Gabriel, kurz Gabe, hatte bisher kein leichtes Leben: Vom eigenen Vater misshandelt haben Maes Großeltern den kleinen Jungen bei sich aufgenommen und ihm so die Möglichkeit auf eine behütete Kindheit gegeben. Mittlerweile ist Gabe Mitte 30 und hat eine gescheiterte Ehe hinter sich. Er wohnt alleine in einer kleinen Wohnung und arbeitet als Zeichner für diverse Zeitschriften und sonstige Unternehmen. Gabe mochte ich von Anfang an sehr gerne. Trotz seiner schwierigen Kindheit ist aus ihm eine beeindruckende Persönlichkeit geworden. Allerdings hat er keine sehr hohe Meinung von sich selbst. Er denkt, er sei nicht gut genug für sie und steht sich und seinem Glück mit dieser Einstellung selbst im Weg.

Die Story
Von der ersten Seite an ist man mitten im Geschehen: Mae ist verzweifelt und will aus der Situation fliehen. Ihr Verhalten kann ich total nachvollziehen, ich denke, ich hätte ähnlich wie sie reagiert.

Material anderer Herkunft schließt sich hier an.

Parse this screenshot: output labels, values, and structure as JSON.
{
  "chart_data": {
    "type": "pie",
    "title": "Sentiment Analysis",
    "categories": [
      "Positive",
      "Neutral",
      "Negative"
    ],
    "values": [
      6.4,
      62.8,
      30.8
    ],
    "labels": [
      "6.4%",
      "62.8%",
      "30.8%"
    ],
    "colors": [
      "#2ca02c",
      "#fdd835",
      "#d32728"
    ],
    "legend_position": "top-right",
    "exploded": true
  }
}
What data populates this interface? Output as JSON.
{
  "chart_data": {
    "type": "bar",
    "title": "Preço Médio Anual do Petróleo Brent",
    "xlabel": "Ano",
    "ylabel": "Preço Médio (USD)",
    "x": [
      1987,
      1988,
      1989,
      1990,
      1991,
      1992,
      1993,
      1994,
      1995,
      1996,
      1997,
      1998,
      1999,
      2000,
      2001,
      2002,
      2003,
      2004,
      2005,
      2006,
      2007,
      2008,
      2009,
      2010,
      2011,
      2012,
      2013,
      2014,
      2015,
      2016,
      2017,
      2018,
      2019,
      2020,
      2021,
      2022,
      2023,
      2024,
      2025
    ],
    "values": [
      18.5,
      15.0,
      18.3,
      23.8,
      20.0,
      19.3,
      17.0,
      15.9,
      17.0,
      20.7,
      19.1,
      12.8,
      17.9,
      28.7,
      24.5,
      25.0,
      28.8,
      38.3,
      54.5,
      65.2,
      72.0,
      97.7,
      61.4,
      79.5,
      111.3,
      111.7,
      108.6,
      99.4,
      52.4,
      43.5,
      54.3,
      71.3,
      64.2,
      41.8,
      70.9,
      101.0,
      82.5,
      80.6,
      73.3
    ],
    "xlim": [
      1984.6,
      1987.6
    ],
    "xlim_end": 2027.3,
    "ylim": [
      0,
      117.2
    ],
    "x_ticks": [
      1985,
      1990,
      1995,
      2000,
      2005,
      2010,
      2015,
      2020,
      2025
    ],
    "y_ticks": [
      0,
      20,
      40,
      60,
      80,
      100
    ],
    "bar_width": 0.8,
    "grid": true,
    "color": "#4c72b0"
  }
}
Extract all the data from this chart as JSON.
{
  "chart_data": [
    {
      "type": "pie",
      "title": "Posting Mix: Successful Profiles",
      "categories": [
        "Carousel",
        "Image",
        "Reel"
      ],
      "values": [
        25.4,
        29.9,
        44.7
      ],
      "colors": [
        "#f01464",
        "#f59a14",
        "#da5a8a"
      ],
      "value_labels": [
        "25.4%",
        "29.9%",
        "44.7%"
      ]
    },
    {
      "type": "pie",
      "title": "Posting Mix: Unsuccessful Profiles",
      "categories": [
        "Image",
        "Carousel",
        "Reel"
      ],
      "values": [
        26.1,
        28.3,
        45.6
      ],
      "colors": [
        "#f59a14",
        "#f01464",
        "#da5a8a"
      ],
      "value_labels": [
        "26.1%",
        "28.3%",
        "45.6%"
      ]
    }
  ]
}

Toll ist, dass die Kapitel abwechselnd aus Maes, Gabes, Lillys und Georges Sicht geschrieben sind, sodass man von allen etwas mitbekommt und den Überblick über die Handlung nicht verliert. So weiß man außerdem über die Gefühle aller Beteiligten Bescheid und ist allwissend, was ja nicht so oft in Büchern vorkommt. Sehr schöne Abwechslung.
Die Landschaft um das Inn von Maes Großeltern wird toll dargestellt und man wünscht sich direkt dorthin.
Obwohl die Handlung sehr rasant ist, gibt es doch Szenen, in denen innegehalten wird und die sich Zeit nehmen für die jeweiligen Personen. Auch Überraschungen gibt es zuhauf und der Spannungsbogen ist jederzeit vorhanden.

Mein Fazit
Das Buch hat mir sehr gut gefallen. Die Charaktere werden sehr lebendig beschrieben und man kann sich jederzeit in sie hineinversetzen.
Besonders das Ende fand ich sehr schön und berührend und ich mochte es sehr.